Build Phase (Weeks 4–12)
Build vs. buy decision:
Evaluate vendors (Microsoft Copilot for M365, ServiceNow AI, custom RAG) on:
- Knowledge base control (can we keep PHI in our environment?)
- Citation quality (does the answer show what document it came from?)
- Integration with existing systems (Epic, SharePoint, Teams)
- Total cost of ownership at 500 daily active users
Document the decision rationale — the reasoning matters as much as the conclusion for regulatory purposes.
Evaluation framework (establish before building):
Success criteria:
- Answer accuracy on 100 manually verified test cases: ≥ 92%
- Citation present for factual claims: 100%
- Response time: ≤ 3 seconds p95
- Failure mode: graceful "I don't know" with escalation path for out-of-scope questions
Failure criteria:
- Any response that contradicts current policy without flagging the contradiction
- Any response that includes PHI from one patient context in another patient context
- Any response that omits a required safety notice
The evaluation dataset:
Build the 100-case evaluation dataset from real support ticket history. Do not use synthetic questions. Include:
- 40 routine policy questions (expected: high accuracy)
- 30 ambiguous or edge-case questions (expected: graceful handling)
- 20 out-of-scope questions (expected: escalation, not hallucination)
- 10 adversarial inputs (expected: safe refusal)
Launch Phase (Weeks 13–16)
Rollout strategy:
Week 13: Internal pilot (10 administrative staff volunteers) Week 14: Expanded beta (50 staff, 2 departments) Week 15: Controlled rollout (200 staff with opt-out) Week 16: Full rollout with monitoring
Gate criteria between phases:
Beta gate: accuracy ≥ 92% on pilot queries, zero safety-critical failures, CSAT ≥ 4.0/5.0 Controlled rollout gate: accuracy maintained, no escalation rate increase, no new failure patterns
Post-launch metrics (the right ones):
Leading indicators (weekly):
- Citation rate on factual responses (target: 100%)

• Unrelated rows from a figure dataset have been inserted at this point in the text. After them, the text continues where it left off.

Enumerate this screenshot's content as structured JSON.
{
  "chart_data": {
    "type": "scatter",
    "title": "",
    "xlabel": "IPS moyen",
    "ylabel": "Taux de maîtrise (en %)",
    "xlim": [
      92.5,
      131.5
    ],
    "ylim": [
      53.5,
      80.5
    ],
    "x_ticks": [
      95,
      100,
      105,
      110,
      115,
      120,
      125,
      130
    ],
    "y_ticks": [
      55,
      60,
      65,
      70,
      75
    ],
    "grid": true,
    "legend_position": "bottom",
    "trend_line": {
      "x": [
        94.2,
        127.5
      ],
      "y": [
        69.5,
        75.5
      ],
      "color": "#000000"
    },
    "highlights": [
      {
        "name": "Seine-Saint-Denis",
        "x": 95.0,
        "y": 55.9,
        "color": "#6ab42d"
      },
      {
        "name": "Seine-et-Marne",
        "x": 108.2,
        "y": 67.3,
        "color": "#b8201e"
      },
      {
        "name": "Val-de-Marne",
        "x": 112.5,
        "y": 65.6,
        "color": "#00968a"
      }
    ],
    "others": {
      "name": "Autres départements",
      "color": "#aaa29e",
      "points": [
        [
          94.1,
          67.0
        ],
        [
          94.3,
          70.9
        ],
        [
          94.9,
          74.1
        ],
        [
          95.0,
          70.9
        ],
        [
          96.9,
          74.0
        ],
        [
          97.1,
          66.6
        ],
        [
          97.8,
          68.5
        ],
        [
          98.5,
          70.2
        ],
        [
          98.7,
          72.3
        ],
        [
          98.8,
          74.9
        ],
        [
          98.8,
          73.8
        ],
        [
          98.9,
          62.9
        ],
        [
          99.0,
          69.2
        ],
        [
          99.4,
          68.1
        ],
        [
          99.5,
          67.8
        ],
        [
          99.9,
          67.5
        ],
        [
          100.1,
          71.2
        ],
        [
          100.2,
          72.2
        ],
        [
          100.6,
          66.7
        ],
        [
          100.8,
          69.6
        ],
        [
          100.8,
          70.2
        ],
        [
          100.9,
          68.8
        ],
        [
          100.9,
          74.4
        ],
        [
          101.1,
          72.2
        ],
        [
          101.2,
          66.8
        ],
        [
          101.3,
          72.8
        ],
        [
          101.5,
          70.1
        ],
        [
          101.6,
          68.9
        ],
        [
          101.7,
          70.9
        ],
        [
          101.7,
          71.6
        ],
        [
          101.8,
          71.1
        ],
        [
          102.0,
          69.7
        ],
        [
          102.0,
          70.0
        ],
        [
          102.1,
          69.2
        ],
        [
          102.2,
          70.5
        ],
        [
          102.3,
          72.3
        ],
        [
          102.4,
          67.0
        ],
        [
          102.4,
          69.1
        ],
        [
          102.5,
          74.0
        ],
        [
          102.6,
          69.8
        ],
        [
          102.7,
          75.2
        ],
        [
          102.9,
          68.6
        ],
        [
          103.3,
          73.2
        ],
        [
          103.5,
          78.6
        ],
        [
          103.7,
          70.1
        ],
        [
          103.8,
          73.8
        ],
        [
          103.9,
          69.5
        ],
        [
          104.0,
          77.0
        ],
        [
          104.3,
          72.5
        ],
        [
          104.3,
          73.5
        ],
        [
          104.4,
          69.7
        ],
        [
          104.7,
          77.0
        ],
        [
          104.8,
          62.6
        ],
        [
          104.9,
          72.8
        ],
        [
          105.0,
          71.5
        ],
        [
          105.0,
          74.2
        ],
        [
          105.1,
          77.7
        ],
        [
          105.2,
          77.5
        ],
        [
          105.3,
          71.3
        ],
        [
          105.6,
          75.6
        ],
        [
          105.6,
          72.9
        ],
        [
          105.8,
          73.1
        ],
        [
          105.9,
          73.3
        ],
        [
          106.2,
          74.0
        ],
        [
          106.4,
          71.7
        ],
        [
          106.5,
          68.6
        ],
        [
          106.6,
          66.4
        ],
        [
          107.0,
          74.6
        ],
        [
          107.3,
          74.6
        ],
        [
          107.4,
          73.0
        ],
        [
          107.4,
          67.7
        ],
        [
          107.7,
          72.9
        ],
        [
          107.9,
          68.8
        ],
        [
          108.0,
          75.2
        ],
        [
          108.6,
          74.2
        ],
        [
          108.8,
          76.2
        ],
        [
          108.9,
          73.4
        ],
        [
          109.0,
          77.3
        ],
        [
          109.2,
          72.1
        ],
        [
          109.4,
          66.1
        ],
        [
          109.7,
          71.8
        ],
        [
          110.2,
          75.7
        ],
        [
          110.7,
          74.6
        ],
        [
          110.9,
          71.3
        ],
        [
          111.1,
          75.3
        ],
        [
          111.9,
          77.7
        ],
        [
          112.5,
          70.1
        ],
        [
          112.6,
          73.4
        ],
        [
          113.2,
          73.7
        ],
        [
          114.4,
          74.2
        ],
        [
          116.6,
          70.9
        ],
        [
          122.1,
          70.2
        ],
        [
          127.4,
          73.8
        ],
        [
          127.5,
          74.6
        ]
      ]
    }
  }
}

- Escalation rate (baseline: user requests human help)
- Query volume trend
Lagging indicators (monthly):
- Documentation lookup time (measure via shadow observation, not self-report)
- Staff satisfaction with policy access (quarterly survey delta)
- Support ticket volume for questions the AI now handles
Vanity metrics to ignore:
- Total query count (high volume of low-quality queries is not success)
- User satisfaction with the chatbot as a product (vs. satisfaction with the answers)
Key Learning Points
Discovery must validate the data before the concept. In this capstone, the most important discovery finding is the state of the policy documentation. An AI assistant is only as good as the documentation it retrieves. Discovering documentation quality problems during discovery — and fixing them before launch — is the difference between a successful chatbot and a confidently wrong one.
Healthcare's safety culture is a feature, not a barrier. The validation requirements that feel slow during build are what make the resulting system trustworthy. Clinical staff who trust the chatbot use it at full value; staff who don't trust it use it as a secondary confirmation tool, which eliminates most of the efficiency gain.
The evaluation dataset is the product's quality floor. The 100-case evaluation dataset defines the minimum quality the product must achieve. Cases in the evaluation dataset are the failure modes the team has explicitly decided to handle. Cases not in the dataset are the failure modes that will appear in production. The evaluation dataset quality is bounded by how well the team understands the user's actual query distribution.